According to business leaders in the sector, cryptocurrencies are not simply a speculative endeavor in Africa but also a way to solve urgent real-world problems. Blockchain technology is providing a revolutionary force in Africa, helping in the fight against hyperinflation and corruption. While the West frequently regards cryptocurrency as a “casino”, in Africa it is proving to be a game changer.
Chris Maurice, founder, and CEO of Yellow Card, highlights the cryptocurrency’s rapid growth in Africa. He believes it can bring financial freedom. Yellow Card are the largest exchange on the continent. Cryptocurrency empowers Africans to transact freely, bypassing restrictions of traditional banking and existing financial systems. It offers a means to overcome drawbacks, providing greater financial freedom and accessibility in Africa.

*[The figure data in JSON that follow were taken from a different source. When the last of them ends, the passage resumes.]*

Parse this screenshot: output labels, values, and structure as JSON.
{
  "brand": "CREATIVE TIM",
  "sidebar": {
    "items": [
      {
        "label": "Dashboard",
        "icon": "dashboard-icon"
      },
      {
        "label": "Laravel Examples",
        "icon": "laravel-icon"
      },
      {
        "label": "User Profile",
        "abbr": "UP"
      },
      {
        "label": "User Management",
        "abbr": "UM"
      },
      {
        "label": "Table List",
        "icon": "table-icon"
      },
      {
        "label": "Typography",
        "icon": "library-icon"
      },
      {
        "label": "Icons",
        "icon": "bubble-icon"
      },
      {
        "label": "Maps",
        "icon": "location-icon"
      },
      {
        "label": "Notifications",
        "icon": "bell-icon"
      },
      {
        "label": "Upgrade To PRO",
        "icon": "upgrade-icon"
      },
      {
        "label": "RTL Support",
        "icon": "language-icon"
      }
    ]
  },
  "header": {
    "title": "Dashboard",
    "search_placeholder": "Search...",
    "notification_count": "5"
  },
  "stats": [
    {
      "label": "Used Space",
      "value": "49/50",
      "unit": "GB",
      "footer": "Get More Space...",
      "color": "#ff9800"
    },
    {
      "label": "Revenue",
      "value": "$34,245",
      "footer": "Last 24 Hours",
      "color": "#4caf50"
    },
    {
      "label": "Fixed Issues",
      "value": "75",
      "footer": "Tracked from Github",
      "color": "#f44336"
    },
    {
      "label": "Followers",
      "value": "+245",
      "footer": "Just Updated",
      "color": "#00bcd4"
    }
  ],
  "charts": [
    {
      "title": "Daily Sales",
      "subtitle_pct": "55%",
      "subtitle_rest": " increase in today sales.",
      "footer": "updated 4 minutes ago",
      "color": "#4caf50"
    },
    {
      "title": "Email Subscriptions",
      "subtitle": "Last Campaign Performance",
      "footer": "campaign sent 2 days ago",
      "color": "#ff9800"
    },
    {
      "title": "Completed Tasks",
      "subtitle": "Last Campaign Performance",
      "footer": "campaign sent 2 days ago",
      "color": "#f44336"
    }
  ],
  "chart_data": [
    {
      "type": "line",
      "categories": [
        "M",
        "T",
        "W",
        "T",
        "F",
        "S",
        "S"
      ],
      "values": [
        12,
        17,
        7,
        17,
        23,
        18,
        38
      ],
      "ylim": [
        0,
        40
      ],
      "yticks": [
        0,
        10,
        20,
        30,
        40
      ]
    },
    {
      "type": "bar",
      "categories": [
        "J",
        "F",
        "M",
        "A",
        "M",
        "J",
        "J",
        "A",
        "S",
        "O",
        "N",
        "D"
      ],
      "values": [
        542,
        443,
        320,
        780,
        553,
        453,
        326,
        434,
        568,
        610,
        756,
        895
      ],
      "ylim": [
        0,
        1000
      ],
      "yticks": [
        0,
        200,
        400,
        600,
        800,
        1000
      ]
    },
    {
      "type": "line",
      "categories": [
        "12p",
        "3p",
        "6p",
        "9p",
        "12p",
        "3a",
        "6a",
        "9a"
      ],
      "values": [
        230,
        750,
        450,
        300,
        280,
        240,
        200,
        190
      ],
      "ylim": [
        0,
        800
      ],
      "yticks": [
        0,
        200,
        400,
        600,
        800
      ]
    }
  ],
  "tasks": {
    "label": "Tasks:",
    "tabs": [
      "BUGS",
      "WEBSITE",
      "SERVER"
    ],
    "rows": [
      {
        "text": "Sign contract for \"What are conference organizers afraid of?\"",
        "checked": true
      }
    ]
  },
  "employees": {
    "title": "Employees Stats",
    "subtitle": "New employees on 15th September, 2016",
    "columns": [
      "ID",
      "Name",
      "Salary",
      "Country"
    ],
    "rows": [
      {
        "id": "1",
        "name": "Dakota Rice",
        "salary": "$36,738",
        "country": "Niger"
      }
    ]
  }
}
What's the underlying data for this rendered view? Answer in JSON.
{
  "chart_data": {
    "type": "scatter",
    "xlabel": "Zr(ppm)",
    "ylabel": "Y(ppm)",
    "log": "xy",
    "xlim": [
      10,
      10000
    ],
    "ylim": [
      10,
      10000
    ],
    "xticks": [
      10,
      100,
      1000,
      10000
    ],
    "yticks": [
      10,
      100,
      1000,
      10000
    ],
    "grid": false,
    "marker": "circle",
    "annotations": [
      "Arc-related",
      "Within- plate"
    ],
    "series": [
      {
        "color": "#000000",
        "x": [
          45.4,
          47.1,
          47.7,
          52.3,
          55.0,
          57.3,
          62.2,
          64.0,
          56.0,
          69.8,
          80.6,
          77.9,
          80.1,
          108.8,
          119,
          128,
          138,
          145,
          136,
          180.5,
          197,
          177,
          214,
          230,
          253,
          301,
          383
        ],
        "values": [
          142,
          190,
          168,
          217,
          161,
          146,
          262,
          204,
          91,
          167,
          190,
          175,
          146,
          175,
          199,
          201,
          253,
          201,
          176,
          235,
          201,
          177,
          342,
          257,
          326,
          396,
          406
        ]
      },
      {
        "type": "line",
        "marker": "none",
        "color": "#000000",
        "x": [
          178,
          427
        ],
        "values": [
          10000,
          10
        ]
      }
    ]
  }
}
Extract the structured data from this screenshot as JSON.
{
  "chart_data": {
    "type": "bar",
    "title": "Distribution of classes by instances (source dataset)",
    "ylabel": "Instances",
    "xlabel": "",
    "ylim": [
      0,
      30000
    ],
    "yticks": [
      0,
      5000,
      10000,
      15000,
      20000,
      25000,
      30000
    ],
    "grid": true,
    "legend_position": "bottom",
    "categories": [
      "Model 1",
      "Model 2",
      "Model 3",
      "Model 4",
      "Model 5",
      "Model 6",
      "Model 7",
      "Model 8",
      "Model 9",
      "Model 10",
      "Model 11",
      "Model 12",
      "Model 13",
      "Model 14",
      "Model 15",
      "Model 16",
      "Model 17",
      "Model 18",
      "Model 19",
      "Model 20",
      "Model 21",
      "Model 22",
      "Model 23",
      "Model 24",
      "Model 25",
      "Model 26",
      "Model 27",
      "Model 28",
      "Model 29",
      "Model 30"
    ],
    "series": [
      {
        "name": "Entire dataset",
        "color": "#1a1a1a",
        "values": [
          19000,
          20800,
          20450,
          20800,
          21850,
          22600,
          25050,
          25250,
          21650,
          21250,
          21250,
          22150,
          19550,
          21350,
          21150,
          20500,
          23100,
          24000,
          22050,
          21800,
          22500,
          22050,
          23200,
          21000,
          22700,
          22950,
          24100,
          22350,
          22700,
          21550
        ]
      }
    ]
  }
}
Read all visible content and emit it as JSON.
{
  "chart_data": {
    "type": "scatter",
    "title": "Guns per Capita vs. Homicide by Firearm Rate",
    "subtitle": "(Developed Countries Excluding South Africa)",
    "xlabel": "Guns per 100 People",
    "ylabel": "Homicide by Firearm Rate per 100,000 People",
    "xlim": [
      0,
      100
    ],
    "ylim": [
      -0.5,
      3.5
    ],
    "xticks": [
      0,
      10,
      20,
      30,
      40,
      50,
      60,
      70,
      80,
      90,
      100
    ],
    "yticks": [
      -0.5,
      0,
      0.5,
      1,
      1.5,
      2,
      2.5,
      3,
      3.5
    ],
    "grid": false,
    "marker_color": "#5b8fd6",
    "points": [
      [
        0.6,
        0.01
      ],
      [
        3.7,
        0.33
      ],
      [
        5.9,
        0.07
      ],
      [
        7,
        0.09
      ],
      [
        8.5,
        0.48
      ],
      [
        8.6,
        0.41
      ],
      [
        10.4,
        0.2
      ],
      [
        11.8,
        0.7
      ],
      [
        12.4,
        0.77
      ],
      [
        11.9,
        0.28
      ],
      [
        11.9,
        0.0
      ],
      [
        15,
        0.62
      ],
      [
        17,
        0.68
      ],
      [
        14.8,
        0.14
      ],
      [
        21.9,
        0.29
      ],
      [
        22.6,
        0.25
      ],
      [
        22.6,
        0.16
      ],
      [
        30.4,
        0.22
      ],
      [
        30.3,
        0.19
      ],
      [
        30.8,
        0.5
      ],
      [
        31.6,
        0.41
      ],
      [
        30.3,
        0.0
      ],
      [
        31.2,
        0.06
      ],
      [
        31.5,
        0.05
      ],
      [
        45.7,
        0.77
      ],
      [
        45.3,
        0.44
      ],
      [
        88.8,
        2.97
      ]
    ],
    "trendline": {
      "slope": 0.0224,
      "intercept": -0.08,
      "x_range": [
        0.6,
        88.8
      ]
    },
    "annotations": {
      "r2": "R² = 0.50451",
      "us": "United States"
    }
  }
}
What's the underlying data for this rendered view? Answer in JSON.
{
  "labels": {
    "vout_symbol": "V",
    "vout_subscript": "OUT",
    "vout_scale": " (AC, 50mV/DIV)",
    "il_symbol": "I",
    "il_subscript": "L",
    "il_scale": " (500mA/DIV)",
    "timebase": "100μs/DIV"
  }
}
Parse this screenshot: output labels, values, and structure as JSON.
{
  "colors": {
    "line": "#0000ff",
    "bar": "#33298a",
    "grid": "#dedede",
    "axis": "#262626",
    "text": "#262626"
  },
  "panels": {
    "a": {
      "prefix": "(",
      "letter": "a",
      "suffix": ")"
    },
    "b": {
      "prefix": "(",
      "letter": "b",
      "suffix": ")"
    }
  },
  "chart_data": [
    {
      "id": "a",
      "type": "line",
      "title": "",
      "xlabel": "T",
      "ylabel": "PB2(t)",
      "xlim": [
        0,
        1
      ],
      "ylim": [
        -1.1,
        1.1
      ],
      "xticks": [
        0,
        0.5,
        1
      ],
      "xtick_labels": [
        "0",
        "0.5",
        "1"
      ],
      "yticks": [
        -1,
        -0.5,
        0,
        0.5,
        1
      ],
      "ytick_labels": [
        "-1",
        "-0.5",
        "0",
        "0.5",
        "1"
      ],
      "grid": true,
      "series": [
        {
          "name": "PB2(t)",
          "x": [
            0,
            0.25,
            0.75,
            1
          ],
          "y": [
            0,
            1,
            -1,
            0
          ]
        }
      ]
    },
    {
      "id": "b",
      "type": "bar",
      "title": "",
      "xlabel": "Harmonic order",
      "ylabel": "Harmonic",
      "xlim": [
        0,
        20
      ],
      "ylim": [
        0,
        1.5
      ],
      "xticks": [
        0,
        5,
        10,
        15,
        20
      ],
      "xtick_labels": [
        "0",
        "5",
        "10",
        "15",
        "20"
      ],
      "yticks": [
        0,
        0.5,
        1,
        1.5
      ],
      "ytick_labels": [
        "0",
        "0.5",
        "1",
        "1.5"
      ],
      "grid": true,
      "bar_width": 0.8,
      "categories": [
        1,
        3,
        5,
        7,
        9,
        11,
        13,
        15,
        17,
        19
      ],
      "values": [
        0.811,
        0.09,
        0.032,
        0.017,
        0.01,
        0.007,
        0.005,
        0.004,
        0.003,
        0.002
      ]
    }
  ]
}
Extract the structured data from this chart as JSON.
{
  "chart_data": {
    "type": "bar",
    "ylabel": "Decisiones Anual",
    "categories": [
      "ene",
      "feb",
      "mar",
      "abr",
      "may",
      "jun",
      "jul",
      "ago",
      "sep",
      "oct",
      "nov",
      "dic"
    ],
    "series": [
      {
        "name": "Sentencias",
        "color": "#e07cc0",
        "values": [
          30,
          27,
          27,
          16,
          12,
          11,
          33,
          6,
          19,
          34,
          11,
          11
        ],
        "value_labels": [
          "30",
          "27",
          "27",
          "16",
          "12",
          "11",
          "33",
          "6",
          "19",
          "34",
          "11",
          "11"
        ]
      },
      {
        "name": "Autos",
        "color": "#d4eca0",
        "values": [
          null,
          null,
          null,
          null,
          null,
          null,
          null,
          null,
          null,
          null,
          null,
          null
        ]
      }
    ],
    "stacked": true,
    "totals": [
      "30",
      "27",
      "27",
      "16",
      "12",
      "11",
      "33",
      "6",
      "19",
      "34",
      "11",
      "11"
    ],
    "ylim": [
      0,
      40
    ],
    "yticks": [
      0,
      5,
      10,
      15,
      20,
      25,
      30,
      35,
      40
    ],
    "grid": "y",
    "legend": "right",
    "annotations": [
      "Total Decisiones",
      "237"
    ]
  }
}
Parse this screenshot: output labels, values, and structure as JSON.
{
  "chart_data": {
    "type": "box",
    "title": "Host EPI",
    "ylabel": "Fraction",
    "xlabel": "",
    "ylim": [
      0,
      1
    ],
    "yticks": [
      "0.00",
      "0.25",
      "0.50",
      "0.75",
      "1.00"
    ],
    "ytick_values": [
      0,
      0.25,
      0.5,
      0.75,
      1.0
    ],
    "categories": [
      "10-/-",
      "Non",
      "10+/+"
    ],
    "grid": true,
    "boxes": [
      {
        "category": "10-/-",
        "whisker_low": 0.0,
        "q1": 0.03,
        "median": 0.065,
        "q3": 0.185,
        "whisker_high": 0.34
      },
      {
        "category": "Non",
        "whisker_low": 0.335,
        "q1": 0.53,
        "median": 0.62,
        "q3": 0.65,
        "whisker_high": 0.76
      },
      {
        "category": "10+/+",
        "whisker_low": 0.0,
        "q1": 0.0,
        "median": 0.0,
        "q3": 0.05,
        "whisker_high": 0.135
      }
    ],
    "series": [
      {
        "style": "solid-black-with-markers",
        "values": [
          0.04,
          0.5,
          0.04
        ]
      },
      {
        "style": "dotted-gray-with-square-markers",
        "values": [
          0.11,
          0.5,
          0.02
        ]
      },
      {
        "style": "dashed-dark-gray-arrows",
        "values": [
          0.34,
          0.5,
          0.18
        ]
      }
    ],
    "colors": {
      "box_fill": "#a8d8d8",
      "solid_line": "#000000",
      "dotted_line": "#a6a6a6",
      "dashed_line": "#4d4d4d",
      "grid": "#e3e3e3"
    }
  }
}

Cryptocurrencies, according to Maurice, provide workable solutions to problems with banks, currency, and inflation. International payments, remittances to friends and family, and inflation protection are the most typical use cases in Africa.
The importance of blockchain-based payments as a tool for safeguarding human rights has been highlighted by Kevin Imani, the creator, and CEO of Sankore 2.0, a Near Protocol affiliate. In countries grappling with hyperinflation and corruption, cryptocurrencies serve as a lifeline, fostering financial inclusion. They empower individuals, granting greater control over their money and circumventing the limitations of traditional systems.
According to Statistica, Sub-Sahara Africa will face the biggest yearly change since the 2008 recession in 2022, with a projected inflation rate of 14.5%. Peer-to-peer cryptocurrency transactions are therefore appealing to many Africans due to the ability of cryptocurrencies to combat corrupt national currencies.
Africans, who have long endured unaccountable and corrupt governance, have come to trust blockchain technology because of its transparency. According to Okoye Kevin Chibuoyim, founder and CEO of GIDA, cryptocurrency presents Africa with an opportunity for something wonderful. He believes it can bring more visibility and empowerment to the continent.
In a recent development, Block, a Jack Dorsey-led digital payments company with offices in the US, teamed up with Yellow Card in April to enable cross-border payments across Africa.
In 2022, the region experienced an 11-fold increase in venture capital funding due to the Bitcoin boom. Nigeria, with 47% of its population regularly using cryptocurrencies, has emerged as a cryptocurrency leader.
Investopedia states that some countries, such as Cameroon, Central African Republic, Gabon, Guyana, Lesotho, Libya, and Zimbabwe, consider cryptocurrencies illegal. However, countries like Botswana have established clear legal and regulatory frameworks for cryptocurrencies.
Cryptocurrencies in Africa provide solutions to economic problems and enable the continent to embrace global financial inclusion and transparency. They also empower citizens, fostering a sense of empowerment and participation in the global financial landscape.